Tissue Donation

Tissue donation and transplantation is one of the important branches of clinical surgery that involves the harvesting of tissue and organs from a donor to give a chance of a new life to a recipient. A potential recipient is an individual who has suffered damage to a vital organ in the body. The chances of staying alive for such a person is dependent on a tissue or organ transplant.

Tissues and organs that are being harvested for the sole purpose of saving people’s lives and giving back hope include the kidneys, liver, pancreas, liver, cornea, lungs, intestine, bone marrow, bone, and so many others. In the United States alone, over one hundred thousand people are awaiting organ transplantation.
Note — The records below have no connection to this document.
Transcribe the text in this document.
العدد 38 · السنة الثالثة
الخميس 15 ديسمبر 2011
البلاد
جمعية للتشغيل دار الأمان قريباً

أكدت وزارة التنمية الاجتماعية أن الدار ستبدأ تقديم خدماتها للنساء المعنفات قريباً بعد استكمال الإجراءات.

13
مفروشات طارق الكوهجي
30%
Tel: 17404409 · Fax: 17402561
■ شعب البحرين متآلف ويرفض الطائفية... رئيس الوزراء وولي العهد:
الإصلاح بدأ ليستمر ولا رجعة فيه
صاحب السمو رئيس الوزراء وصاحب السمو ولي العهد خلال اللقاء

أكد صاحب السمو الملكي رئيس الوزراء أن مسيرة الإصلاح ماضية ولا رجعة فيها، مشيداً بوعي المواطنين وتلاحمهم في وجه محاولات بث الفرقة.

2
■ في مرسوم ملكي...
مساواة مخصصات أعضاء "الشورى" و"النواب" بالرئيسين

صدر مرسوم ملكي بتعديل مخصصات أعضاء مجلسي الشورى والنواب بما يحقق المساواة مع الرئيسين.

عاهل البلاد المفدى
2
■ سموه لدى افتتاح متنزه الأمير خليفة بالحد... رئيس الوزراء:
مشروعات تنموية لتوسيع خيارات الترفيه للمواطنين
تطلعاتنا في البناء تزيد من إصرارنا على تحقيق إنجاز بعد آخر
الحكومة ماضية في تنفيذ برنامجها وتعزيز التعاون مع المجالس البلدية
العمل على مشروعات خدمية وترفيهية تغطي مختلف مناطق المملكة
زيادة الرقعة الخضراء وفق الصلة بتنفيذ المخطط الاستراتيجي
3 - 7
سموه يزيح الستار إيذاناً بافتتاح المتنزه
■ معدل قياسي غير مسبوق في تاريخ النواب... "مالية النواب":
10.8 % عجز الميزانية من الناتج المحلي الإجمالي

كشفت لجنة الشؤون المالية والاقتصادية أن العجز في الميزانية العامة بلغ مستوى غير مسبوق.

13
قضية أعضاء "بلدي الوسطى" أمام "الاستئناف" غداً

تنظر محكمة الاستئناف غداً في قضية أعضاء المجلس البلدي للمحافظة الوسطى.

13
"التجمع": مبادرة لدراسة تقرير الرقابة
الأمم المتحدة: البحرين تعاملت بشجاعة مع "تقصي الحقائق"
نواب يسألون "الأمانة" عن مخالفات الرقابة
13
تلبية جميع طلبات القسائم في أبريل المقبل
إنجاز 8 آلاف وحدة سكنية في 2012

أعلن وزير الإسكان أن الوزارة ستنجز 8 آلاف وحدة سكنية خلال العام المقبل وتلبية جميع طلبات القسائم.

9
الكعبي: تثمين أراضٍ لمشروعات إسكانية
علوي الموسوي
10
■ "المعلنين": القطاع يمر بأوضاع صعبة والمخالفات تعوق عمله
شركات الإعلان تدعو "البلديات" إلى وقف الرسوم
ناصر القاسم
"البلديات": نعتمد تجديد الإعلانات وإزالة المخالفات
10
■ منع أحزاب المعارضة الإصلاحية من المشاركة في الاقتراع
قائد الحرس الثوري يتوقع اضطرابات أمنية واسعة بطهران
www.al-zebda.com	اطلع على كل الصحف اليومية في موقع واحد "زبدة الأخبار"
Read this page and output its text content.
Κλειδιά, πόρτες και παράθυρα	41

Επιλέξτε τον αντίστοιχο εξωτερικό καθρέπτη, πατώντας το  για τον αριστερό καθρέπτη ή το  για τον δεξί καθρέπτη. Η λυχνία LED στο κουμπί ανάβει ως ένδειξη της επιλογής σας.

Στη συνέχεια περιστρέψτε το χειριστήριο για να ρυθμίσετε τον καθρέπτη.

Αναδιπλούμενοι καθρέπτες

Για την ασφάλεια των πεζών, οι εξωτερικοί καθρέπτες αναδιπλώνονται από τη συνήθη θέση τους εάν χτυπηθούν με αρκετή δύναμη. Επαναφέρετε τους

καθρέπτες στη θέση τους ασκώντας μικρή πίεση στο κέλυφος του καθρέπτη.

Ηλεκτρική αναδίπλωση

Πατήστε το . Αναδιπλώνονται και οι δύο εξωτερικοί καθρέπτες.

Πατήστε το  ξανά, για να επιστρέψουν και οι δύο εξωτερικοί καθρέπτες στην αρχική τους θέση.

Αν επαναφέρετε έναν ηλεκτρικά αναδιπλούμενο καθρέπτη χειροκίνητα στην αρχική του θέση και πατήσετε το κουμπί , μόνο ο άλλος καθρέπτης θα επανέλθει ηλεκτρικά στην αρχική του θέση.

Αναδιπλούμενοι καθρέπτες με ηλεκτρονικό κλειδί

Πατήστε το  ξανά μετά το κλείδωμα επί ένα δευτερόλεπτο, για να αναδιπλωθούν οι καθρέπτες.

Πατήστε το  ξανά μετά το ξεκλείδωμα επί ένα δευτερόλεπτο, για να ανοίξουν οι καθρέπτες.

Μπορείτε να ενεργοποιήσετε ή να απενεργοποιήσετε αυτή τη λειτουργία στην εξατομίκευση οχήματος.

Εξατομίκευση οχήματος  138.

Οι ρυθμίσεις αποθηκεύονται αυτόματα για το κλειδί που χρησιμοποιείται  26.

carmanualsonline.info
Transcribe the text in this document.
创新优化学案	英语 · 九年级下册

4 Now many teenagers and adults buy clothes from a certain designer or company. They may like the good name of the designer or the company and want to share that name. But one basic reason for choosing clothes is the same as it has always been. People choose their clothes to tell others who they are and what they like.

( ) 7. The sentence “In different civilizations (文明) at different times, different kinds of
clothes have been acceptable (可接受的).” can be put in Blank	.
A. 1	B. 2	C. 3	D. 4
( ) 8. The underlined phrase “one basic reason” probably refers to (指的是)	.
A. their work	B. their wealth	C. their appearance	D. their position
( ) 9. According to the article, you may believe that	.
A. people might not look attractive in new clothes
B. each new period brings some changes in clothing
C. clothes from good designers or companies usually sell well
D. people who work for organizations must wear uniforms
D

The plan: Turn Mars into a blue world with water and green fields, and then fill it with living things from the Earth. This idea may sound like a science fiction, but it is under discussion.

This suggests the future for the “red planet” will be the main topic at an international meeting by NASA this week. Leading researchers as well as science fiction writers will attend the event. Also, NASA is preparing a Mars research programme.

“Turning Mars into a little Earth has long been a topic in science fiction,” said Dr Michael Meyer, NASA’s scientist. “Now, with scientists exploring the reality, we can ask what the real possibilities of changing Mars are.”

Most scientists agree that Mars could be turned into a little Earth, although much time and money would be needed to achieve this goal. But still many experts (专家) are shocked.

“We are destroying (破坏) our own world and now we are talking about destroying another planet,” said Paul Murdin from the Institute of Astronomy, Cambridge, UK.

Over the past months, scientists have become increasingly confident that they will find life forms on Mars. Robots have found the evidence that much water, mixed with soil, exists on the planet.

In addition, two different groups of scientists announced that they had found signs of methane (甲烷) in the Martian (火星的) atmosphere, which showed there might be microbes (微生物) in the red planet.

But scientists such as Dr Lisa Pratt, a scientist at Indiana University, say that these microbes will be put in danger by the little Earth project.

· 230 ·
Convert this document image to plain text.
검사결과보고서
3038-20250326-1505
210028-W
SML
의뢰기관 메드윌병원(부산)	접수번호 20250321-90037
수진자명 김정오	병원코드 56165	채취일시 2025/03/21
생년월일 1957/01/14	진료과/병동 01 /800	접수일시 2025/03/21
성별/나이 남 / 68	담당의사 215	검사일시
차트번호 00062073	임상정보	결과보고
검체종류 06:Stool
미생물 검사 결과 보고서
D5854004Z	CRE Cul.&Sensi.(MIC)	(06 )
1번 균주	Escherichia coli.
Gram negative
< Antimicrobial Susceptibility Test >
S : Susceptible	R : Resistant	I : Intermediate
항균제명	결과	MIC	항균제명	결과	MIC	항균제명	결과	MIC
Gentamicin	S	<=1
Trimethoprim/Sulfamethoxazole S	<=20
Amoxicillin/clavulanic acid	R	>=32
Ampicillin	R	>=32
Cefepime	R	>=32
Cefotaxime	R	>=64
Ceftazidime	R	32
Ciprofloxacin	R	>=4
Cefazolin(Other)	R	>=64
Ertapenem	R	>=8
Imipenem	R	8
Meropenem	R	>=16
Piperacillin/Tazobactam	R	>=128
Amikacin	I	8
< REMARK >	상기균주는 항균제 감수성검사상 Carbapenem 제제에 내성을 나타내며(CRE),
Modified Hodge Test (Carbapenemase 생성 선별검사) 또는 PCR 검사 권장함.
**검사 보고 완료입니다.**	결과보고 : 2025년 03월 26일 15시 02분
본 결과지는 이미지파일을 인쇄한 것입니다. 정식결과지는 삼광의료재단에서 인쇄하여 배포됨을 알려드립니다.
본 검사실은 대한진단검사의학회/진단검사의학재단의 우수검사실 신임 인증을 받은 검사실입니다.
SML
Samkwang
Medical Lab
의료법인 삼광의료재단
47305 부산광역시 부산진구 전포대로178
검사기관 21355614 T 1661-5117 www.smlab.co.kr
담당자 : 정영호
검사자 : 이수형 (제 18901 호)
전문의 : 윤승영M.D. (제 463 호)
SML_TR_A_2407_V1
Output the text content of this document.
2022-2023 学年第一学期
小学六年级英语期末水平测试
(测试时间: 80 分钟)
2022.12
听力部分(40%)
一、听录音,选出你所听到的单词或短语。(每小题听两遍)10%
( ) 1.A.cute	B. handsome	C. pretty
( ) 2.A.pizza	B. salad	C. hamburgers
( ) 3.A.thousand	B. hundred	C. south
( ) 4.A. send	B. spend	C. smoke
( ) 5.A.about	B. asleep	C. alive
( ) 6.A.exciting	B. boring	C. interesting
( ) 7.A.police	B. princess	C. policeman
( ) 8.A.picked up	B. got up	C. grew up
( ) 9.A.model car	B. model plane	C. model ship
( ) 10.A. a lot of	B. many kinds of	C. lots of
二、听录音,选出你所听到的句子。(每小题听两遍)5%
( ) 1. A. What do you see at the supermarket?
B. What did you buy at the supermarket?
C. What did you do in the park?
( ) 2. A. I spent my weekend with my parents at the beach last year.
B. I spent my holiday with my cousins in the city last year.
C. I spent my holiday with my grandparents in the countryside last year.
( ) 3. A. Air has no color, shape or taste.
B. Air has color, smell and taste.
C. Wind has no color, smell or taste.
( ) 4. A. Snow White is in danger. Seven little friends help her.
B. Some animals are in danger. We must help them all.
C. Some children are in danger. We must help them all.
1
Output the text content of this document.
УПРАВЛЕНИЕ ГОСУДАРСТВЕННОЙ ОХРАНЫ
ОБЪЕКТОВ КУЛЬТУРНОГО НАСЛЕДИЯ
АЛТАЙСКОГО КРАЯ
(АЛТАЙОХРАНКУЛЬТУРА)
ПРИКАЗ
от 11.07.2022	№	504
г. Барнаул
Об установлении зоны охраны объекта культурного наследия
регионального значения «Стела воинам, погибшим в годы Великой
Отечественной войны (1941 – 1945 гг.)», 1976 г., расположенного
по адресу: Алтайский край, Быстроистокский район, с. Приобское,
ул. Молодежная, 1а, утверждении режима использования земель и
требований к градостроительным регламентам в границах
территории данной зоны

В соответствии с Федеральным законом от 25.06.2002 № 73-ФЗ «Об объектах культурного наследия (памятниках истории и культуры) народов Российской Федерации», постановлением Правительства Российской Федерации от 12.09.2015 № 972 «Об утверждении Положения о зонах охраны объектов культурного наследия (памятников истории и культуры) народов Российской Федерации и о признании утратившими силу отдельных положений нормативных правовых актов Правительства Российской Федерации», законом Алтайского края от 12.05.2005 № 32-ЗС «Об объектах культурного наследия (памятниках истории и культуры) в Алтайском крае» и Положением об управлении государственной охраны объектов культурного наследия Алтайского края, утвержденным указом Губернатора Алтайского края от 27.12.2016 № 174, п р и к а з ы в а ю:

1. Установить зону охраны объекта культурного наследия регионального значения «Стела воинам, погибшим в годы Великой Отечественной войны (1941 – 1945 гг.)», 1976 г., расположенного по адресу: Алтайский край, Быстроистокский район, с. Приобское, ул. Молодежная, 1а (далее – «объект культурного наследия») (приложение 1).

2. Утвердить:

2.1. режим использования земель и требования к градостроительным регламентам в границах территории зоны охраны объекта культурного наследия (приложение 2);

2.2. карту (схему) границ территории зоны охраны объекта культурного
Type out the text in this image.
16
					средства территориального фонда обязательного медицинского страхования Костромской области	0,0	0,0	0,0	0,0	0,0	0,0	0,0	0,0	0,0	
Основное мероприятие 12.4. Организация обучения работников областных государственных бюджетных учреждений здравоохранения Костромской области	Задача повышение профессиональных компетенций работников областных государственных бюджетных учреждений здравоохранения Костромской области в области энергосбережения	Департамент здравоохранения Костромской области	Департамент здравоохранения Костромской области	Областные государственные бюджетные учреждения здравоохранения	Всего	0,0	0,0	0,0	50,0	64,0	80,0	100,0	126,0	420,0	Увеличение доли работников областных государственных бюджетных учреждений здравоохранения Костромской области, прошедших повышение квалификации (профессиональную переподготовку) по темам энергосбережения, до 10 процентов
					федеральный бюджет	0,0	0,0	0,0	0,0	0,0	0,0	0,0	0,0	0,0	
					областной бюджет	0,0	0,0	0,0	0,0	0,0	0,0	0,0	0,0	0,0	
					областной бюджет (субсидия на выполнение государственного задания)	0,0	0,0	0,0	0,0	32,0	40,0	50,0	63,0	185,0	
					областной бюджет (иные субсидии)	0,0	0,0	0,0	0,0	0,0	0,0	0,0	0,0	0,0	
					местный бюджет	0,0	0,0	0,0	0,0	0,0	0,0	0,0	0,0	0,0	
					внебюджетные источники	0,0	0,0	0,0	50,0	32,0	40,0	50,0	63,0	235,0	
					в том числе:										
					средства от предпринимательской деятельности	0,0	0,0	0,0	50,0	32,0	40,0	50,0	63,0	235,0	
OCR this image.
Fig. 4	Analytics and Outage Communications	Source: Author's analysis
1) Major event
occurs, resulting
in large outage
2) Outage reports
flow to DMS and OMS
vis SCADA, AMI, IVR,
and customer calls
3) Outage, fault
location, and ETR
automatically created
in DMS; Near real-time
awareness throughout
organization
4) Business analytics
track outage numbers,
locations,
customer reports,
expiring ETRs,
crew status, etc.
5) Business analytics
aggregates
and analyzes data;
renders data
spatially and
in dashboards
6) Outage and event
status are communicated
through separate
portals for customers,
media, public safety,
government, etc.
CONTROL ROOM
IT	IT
The most notable aspect of tissue and organ transplantation is the cost. Even when individuals have the resources to afford a transplant, the matching tissue or organ may not be readily available. Before a transplant is done, certain factors must be put into consideration:

1. Compatibility

Because the number of people needing organ replacement is increasing daily, it is difficult for individuals to get organs that will match their body system. It’s not enough for people to request for a tissue or organ. That part is simple. The hard part is getting a donor that will be a perfect match for to recipient. Transplanting an organ or tissue that isn’t the right match is a waste of time and resources as it may lead to mortality.

2. Availability

There are three ways tissues and organs can be extracted: cadaveric, dead or living extraction.

For the cadaveric extraction, medical experts statistically obtain the organs of a person some minutes after the person has been confirmed dead. As such, if a donor dies and the expert extractors are not there to carry out the surgical harvesting of those organs, then the organs will be useless subsequently.

In the case of a deceased donor, a series of tests need to be carried out to ascertain the cause of death, especially if the individual consented to have their organs extracted. So, the medical history of sick persons must be examined to see if the organs can be useful.

For the living donor, there are so many health challenges that are attached to having a tissue or an organ harvested from the body. For instance, a person who has consented to have an organ donated to save the life of someone can also suffer post-transplant disease. One of such diseases is End-Stage Renal Disease. Because of this kind of result, it is hard to see willing live donors.

3. Religion and Norms

A lot of people who could have been saved by an organ transplantation die. Such deaths wouldn’t have occurred if there were no religious sentiments attached to the option of collecting tissues or organs. For instance, some nurture the religious belief that it is an abomination for the organ of a dead person to be transplanted. Others feel that it is wrong to accept or give our organs. Rather than get a transplant such a person will live with the condition until death. A lot of people have either denied others or themselves from getting help through tissue transplantation because of their culture or religious beliefs.

4. Allocation

After a recipient has been check listed for an organ transplant, the process will be followed by what is referred to as a waiting period. The waiting period varies depending on several circumstances, but it can last for up to three years. Many patients will have to wait for months and even years before an organ transplant can be carried out successfully. Many ailing persons will have to wait for many years before it gets to their turn to get an allocation for organ transplantation. Unfortunately, many die in the process of waiting as they never get the chance. This is because the number of donors available is no match for the recipients that are waiting to have their organs replaced with new ones. So, before it gets to the turn of a person to have an organ transplantation, the only option will be to wait and hope that a perfect donor will be found.

5. Fatal Accidents

This is another battle for clinical surgery in the sense that it is becoming difficult for surgical extractors to harvest organs that have been damaged in accidents like an auto crash. For instance, a person who has consented to have their cornea removed could have died in an auto crash. Or in a case where a donor has consented to have the skin extracted, that donor can also the skin burnt beyond recognition during a fire outbreak. These unfortunate accidents reduce the number of donors. It also slows down the entire system and increases the waiting period for patients.

6. Ignorance

Ignorance is also playing its part on the intelligence of the populace in the sense that many do not know that they are capable of saving countless lives. As far as tissue donation and transplantation is concerned, there is no restriction regarding who can donate. The only exception is when the person is infected by an incurable disease. This is because many people are skeptical about giving out or receiving organs. Some others are unaware that they can register as potential donors for others. These sort of donations are fulfilled after the death of the donor. When the individual dies, either by accident or natural causes, the hospital has the right to harvest the organs and use them for saving the lives of matching patients. The limited number of people who register in donation centers still affects the number of transplants carried out worldwide. More people should be encouraged to make the necessary arrangements to donate their vital organs after death.

These are some of the factors that have influenced the organ or tissue transportation. Many other factors affect organ donation and transplantation. These are just a few.